Here’s how these stocks performed over the last five years:

Stock Price on Apr 7, 2020 (₹) Price on Apr 6, 2025 (₹) % Change
Whirlpool ₹1821.50 ₹1060.00 -41.77%
Yes Bank ₹24.55 ₹17.20 -29.93%
ZEEL ₹141.15 ₹104.57 -25.93%
Bandhan Bank ₹167.30 ₹153.20 -8.42%
PVR Inox ₹985.35 ₹900.40 -8.62%
Aarti Inds ₹415.55 ₹374.00 -10.00%
Kansai Nerolac ₹252.23 ₹241.95 -4.07%
Pfizer ₹4259.80 ₹3991.00 -6.32%

Among the notable names, Whirlpool saw a sharp decline of over 41%, even as it remained a known consumer brand. Yes Bank, despite its restructuring and fundraising efforts, still trades nearly 30% below its 2020 levels. Pfizer, a global pharmaceutical player, delivered modest returns but still ended lower by over 6%.

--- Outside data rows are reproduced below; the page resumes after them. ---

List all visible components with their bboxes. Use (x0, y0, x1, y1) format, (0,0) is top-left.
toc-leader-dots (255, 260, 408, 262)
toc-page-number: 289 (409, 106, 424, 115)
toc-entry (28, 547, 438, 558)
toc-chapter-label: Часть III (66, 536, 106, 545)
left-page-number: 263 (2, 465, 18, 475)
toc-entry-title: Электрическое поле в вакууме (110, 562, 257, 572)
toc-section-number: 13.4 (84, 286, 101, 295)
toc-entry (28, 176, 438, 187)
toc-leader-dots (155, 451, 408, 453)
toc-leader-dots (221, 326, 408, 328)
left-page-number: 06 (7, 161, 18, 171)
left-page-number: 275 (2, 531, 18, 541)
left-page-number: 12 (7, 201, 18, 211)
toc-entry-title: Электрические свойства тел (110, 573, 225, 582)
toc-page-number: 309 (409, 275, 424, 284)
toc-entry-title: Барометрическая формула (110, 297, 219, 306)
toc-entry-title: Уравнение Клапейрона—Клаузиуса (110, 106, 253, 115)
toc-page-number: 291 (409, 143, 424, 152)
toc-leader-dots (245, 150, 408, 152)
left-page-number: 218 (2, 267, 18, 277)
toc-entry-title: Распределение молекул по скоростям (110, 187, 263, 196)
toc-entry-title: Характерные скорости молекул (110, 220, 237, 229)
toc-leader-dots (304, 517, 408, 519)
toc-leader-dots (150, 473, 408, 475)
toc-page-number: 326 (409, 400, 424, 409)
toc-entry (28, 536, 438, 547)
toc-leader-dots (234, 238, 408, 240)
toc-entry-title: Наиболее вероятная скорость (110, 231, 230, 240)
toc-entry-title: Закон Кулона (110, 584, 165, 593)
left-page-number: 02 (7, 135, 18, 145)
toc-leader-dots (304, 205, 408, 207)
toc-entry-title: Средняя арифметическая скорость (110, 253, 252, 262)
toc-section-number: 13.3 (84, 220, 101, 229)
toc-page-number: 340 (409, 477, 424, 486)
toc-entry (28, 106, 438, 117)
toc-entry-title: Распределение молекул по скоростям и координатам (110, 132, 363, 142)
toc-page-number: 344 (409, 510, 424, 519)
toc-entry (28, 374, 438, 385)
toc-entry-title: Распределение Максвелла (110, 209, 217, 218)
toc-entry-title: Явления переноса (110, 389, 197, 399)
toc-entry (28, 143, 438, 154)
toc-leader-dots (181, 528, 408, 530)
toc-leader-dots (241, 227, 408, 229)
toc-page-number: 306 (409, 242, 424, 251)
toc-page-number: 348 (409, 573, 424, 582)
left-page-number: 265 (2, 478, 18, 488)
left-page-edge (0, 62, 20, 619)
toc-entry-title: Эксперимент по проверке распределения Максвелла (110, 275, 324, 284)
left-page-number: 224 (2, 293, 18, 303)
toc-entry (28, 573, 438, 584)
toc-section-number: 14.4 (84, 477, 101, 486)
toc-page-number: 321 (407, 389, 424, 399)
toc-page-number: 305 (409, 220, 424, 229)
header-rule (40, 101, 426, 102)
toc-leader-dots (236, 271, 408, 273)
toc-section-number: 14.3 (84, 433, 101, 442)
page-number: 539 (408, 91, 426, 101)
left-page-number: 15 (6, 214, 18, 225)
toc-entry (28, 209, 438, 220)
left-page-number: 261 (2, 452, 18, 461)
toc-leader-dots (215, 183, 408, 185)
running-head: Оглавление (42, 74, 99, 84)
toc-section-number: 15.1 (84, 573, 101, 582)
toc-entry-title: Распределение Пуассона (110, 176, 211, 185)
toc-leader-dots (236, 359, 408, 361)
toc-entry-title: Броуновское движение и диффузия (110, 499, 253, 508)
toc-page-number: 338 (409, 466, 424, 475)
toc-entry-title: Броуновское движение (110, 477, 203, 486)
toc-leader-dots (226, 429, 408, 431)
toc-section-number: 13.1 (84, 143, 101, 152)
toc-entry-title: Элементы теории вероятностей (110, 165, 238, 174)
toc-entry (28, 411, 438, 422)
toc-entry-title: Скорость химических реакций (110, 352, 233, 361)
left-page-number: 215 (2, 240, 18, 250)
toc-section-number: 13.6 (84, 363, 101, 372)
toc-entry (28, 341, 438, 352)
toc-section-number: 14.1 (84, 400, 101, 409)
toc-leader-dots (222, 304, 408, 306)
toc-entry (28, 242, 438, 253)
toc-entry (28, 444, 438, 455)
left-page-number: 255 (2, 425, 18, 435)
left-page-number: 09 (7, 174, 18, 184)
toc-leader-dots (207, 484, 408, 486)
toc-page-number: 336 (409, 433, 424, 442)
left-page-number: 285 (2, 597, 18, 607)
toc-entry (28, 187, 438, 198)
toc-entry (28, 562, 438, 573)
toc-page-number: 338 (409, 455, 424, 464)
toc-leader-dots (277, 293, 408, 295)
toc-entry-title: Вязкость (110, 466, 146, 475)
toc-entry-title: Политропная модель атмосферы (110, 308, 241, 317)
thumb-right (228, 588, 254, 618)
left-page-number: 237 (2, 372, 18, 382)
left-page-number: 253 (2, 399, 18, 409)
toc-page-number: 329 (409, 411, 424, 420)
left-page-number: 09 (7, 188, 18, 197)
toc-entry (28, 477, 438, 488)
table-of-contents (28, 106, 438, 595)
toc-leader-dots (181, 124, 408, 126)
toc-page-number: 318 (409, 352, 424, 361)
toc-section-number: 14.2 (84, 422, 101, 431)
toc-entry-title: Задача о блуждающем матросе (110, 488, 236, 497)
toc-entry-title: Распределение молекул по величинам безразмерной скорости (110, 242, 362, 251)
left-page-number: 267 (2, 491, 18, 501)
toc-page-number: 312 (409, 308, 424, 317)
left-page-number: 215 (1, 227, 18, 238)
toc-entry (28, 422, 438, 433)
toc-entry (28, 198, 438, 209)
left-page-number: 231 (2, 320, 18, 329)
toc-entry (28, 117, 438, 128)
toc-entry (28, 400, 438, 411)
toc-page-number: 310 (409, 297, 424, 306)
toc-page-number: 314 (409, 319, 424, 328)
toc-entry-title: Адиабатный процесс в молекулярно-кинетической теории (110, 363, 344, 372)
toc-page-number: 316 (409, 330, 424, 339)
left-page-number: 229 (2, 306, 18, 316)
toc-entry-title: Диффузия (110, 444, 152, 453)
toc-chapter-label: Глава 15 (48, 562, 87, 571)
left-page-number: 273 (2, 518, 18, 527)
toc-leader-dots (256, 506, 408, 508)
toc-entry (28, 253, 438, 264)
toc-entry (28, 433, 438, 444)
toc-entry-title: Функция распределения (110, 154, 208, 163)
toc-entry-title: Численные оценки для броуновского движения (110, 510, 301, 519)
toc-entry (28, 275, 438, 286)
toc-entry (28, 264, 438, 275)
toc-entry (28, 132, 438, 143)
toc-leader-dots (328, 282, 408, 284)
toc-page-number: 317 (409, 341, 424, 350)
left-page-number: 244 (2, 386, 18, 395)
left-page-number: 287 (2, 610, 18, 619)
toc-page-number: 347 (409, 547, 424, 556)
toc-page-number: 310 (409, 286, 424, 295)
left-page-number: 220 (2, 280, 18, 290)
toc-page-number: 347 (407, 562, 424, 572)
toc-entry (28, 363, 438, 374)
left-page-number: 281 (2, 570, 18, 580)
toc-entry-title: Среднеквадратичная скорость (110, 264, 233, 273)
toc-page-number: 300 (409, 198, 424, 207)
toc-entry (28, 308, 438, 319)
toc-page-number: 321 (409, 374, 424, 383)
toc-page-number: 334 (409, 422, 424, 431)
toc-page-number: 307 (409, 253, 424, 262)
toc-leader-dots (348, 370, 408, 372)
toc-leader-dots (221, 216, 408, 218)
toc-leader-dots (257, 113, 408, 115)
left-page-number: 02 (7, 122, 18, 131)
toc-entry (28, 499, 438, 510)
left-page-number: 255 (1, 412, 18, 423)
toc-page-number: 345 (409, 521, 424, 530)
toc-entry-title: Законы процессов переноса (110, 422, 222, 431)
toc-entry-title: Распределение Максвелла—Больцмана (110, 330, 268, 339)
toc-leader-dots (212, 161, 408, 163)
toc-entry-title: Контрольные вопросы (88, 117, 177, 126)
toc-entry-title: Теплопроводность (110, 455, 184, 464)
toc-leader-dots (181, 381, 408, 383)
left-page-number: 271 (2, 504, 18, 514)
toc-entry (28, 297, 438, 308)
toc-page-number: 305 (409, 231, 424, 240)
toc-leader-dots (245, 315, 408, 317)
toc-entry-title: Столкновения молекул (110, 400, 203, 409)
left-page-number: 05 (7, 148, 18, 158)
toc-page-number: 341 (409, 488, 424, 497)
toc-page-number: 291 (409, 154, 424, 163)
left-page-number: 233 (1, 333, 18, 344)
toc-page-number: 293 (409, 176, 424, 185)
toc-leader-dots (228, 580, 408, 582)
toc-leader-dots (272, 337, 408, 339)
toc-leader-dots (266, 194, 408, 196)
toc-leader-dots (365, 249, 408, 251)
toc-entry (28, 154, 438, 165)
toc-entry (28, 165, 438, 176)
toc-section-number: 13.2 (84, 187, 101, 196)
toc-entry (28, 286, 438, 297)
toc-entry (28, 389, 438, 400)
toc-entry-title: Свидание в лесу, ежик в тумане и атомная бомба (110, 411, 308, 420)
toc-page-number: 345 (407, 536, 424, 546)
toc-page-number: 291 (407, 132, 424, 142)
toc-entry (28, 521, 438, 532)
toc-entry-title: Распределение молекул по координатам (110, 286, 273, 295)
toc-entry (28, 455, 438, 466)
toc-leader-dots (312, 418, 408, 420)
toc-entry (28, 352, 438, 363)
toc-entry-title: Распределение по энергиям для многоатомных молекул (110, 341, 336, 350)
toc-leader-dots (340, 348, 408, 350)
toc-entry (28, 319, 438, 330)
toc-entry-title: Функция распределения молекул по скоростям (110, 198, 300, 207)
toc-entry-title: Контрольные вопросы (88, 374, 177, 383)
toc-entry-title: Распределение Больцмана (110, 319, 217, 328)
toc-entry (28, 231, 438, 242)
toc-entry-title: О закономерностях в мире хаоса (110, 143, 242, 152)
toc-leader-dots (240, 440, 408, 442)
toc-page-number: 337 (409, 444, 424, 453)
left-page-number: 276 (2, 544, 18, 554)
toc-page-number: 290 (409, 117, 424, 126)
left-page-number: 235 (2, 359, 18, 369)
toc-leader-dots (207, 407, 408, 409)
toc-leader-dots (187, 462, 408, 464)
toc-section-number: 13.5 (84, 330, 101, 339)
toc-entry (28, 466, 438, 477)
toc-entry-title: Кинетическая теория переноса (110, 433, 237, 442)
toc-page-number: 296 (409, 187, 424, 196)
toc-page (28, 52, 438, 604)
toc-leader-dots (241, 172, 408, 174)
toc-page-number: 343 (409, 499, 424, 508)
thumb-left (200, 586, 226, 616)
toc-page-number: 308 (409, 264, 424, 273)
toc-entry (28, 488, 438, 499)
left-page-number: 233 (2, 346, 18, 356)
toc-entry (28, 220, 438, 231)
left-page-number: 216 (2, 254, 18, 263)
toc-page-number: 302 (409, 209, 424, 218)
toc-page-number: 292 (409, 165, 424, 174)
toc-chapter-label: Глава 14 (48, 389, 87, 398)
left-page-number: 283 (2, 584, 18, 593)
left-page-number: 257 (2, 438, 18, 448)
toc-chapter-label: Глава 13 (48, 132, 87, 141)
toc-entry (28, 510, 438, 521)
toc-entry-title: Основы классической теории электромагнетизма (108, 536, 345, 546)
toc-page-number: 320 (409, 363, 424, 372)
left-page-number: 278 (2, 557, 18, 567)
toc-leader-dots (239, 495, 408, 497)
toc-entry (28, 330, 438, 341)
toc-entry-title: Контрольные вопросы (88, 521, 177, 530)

This five-year data serves as a reminder that holding on for the long term does not always yield positive results, especially when the underlying fundamentals or sector trends are weak. A stock’s price trajectory and consistent business performance are crucial to long-term wealth creation.

Disclaimer: The information provided is for informational purposes only and should not be considered financial or investment advice. Stock market investments are subject to market risks. Always conduct your own research or consult a financial advisor before making investment decisions. Author or Business Upturn is not liable for any losses arising from the use of this information.